In summary, greater liver toxicity associated with c‐Met inhibition may be anticipated in patients with more severe liver disease. The degree to which underlying disease might restrict the use of c‐Met inhibitors for the treatment of patients with HCC has yet to be established and may depend on additional factors including the subtype and grade of HCC,95, 96 ethnicity, and hepatitis B and C virus infection.97

Conclusions

c‐Met is a therapeutically relevant target in HCC, with important roles in tumor proliferation, motility, and invasion. Both nonselective and selective inhibitors of c‐Met have been developed. Early trials of these inhibitors indicate that c‐Met inhibition has activity in HCC and that the safety profiles of nonselective and selective agents differ, with implications for clinical utility. Furthermore, these trials provide information that can be used to optimize the design of further trials of these agents to ensure that the activity of c‐Met inhibition is fully characterized.

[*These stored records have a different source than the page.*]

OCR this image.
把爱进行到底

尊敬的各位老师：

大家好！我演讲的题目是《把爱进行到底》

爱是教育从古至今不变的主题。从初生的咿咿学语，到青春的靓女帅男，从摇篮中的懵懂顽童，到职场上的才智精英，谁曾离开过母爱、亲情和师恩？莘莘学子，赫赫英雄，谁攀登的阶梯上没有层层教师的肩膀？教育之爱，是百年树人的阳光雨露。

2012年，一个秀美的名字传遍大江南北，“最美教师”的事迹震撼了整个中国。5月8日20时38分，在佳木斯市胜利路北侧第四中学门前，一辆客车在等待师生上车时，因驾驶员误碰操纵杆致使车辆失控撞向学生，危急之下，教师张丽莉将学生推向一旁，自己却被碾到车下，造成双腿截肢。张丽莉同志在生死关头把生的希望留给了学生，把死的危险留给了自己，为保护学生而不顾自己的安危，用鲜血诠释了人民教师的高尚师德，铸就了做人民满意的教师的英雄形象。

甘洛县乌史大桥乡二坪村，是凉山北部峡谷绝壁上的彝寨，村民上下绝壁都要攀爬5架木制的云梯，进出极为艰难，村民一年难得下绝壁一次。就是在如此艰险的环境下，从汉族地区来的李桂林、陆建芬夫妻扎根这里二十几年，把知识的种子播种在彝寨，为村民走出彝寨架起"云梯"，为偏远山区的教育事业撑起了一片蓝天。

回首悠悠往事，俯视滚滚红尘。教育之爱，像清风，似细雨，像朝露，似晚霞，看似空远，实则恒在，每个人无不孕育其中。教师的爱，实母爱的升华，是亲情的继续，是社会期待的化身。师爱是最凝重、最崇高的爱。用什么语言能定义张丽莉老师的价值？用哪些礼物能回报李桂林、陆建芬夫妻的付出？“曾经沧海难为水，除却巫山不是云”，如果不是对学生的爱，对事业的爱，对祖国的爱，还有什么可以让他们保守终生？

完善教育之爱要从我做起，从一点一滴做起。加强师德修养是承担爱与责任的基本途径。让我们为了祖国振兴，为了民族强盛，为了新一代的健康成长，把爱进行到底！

It will be important to consider the potential interaction between underlying liver disease and c‐Met inhibitor therapy due to the apparent role of c‐Met in the repair of liver damage; however, data to date do not indicate any clinically relevant adverse effects of selective c‐Met inhibitor therapy on liver function. Selective c‐Met inhibitors such as tepotinib have the greatest potential for demonstrating benefit, based on considerations including dose selection, patient selection, and adverse event profile. Ongoing trials and translational research will improve patient selection, enable assessment of antitumor effects, and demonstrate the efficacy of c‐Met inhibitors in combination with other therapies.